Antonio Garcia Pascual é Subchefe da Divisão de Análise dos Mercados Globais, que é responsável pelo Relatório sobre a Estabilidade Financeira Mundial e pelo monitoramento dos mercados mundiais. Antes de ingressar no FMI, trabalhou por 10 anos no mercado financeiro, como diretor gerente e economista chefe para a Europa no Barclays, em Londres. Antes disso, foi economista sênior do Departamento de Mercados Monetários e de Capitais e do Departamento do Hemisfério Ocidental do FMI. Nessa capacidade, foi representante do FMI na grupo de trabalho de pesquisa do Comitê de Basileia e foi nomeado assessor residente do FMI no banco central da Rússia. Foi também professor visitante na SAIS, da Universidade Johns Hopkins, e lecionou finanças internacionais na Universidade Ludwig Maximilians, de Munique. É membro da Rede de Pesquisas CESifo e do Centro de Políticas Econômicas ESADE. Seus estudos figuraram em diversas publicações acadêmicas, como Journal of International Money and Finance, Oxford Economic Papers e Review of International Economics. Durante sua atuação no setor privado, colaborou regularmente com a CNBC e a Bloomberg e seus estudos foram citados na The Economist, Financial Times, Wall Street Journal e New York Times. É Bacharel em Economia pela Universidade Complutense de Madri e Mestre e Doutor em Economia pela Universidade da Califórnia, UCSC.

Ranjit Singh é Diretor Adjunto do Departamento de Mercados Monetários e de Capitais, com responsabilidade pela assessoria em trabalhos relacionados à política regulatória e ao risco climático.
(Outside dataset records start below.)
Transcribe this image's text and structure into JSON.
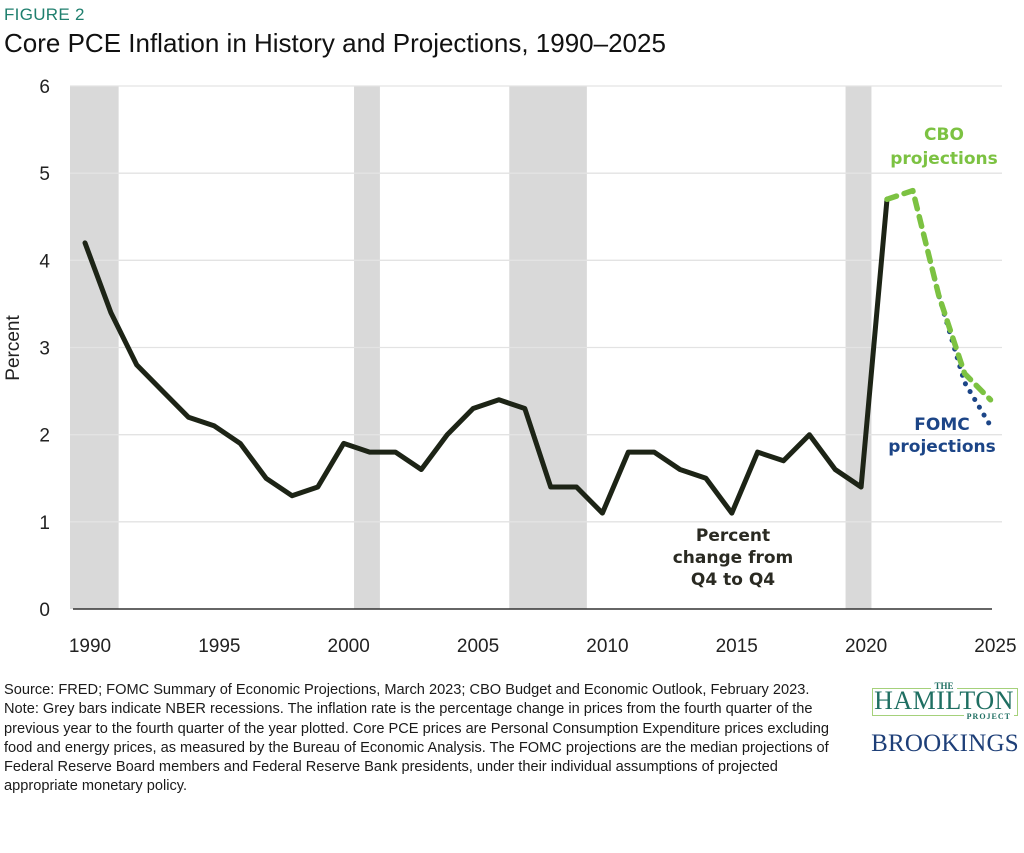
{
  "header": {
    "figure_label": "FIGURE 2",
    "title": "Core PCE Inflation in History and Projections, 1990–2025"
  },
  "chart_data": {
    "type": "line",
    "title": "Core PCE Inflation in History and Projections, 1990–2025",
    "xlabel": "",
    "ylabel": "Percent",
    "xlim": [
      1990,
      2025
    ],
    "ylim": [
      0,
      6
    ],
    "x_ticks": [
      1990,
      1995,
      2000,
      2005,
      2010,
      2015,
      2020,
      2025
    ],
    "x_tick_labels": [
      "1990",
      "1995",
      "2000",
      "2005",
      "2010",
      "2015",
      "2020",
      "2025"
    ],
    "y_ticks": [
      0,
      1,
      2,
      3,
      4,
      5,
      6
    ],
    "y_tick_labels": [
      "0",
      "1",
      "2",
      "3",
      "4",
      "5",
      "6"
    ],
    "grid": "horizontal",
    "recessions": [
      {
        "label": "1990–1991 recession",
        "start": 1989.4,
        "end": 1991.3
      },
      {
        "label": "2001 recession",
        "start": 2000.4,
        "end": 2001.4
      },
      {
        "label": "2007–2009 recession",
        "start": 2006.4,
        "end": 2009.4
      },
      {
        "label": "2020 recession",
        "start": 2019.4,
        "end": 2020.4
      }
    ],
    "series": [
      {
        "name": "Percent change from Q4 to Q4",
        "style": "solid",
        "color": "#1d2416",
        "x": [
          1990,
          1991,
          1992,
          1993,
          1994,
          1995,
          1996,
          1997,
          1998,
          1999,
          2000,
          2001,
          2002,
          2003,
          2004,
          2005,
          2006,
          2007,
          2008,
          2009,
          2010,
          2011,
          2012,
          2013,
          2014,
          2015,
          2016,
          2017,
          2018,
          2019,
          2020,
          2021
        ],
        "values": [
          4.2,
          3.4,
          2.8,
          2.5,
          2.2,
          2.1,
          1.9,
          1.5,
          1.3,
          1.4,
          1.9,
          1.8,
          1.8,
          1.6,
          2.0,
          2.3,
          2.4,
          2.3,
          1.4,
          1.4,
          1.1,
          1.8,
          1.8,
          1.6,
          1.5,
          1.1,
          1.8,
          1.7,
          2.0,
          1.6,
          1.4,
          4.7
        ]
      },
      {
        "name": "CBO projections",
        "style": "dashed",
        "color": "#7cc242",
        "x": [
          2021,
          2022,
          2023,
          2024,
          2025
        ],
        "values": [
          4.7,
          4.8,
          3.6,
          2.7,
          2.4
        ]
      },
      {
        "name": "FOMC projections",
        "style": "dotted",
        "color": "#1c4587",
        "x": [
          2021,
          2022,
          2023,
          2024,
          2025
        ],
        "values": [
          4.7,
          4.8,
          3.6,
          2.6,
          2.1
        ]
      }
    ],
    "annotations": [
      {
        "name": "history-label",
        "lines": [
          "Percent",
          "change from",
          "Q4 to Q4"
        ],
        "color": "#2a2a22"
      },
      {
        "name": "cbo-label",
        "lines": [
          "CBO",
          "projections"
        ],
        "color": "#7cc242"
      },
      {
        "name": "fomc-label",
        "lines": [
          "FOMC",
          "projections"
        ],
        "color": "#1c4587"
      }
    ]
  },
  "footer": {
    "source": "Source: FRED; FOMC Summary of Economic Projections, March 2023; CBO Budget and Economic Outlook, February 2023.",
    "note": "Note: Grey bars indicate NBER recessions. The inflation rate is the percentage change in prices from the fourth quarter of the previous year to the fourth quarter of the year plotted. Core PCE prices are Personal Consumption Expenditure prices excluding food and energy prices, as measured by the Bureau of Economic Analysis. The FOMC projections are the median projections of Federal Reserve Board members and Federal Reserve Bank presidents, under their individual assumptions of projected appropriate monetary policy."
  },
  "logos": {
    "hamilton_the": "THE",
    "hamilton_name": "HAMILTON",
    "hamilton_project": "PROJECT",
    "brookings": "BROOKINGS"
  }
}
Tem ampla experiência em estratégia, desenvolvimento e regulamentação de mercados de capitais e esteve envolvido em inúmeros fóruns de política internacional. Anteriormente, foi vice-presidente da Organização Internacional das Comissões de Valores (IOSCO) e presidente da Comissão de Valores Mobiliários da Malásia, e lecionou finanças na Universidade de Melbourne. É Bacharel em Economia (com Louvor), Mestre em Finanças e Doutor Honoris Causa em Direito pela Universidade Monash da Austrália e Membro da CPA Austrália.

Jay Surti é Subchefe da Divisão de Análise da Estabilidade Financeira Mundial do Departamento de Mercados Monetários e de Capitais do FMI. Também trabalhou nos Departamentos da Europa e da África do FMI. Seus campos de estudo abrangem instituições financeiras e mercados e política macroprudencial. É Doutor em Economia pela Universidade de Boston.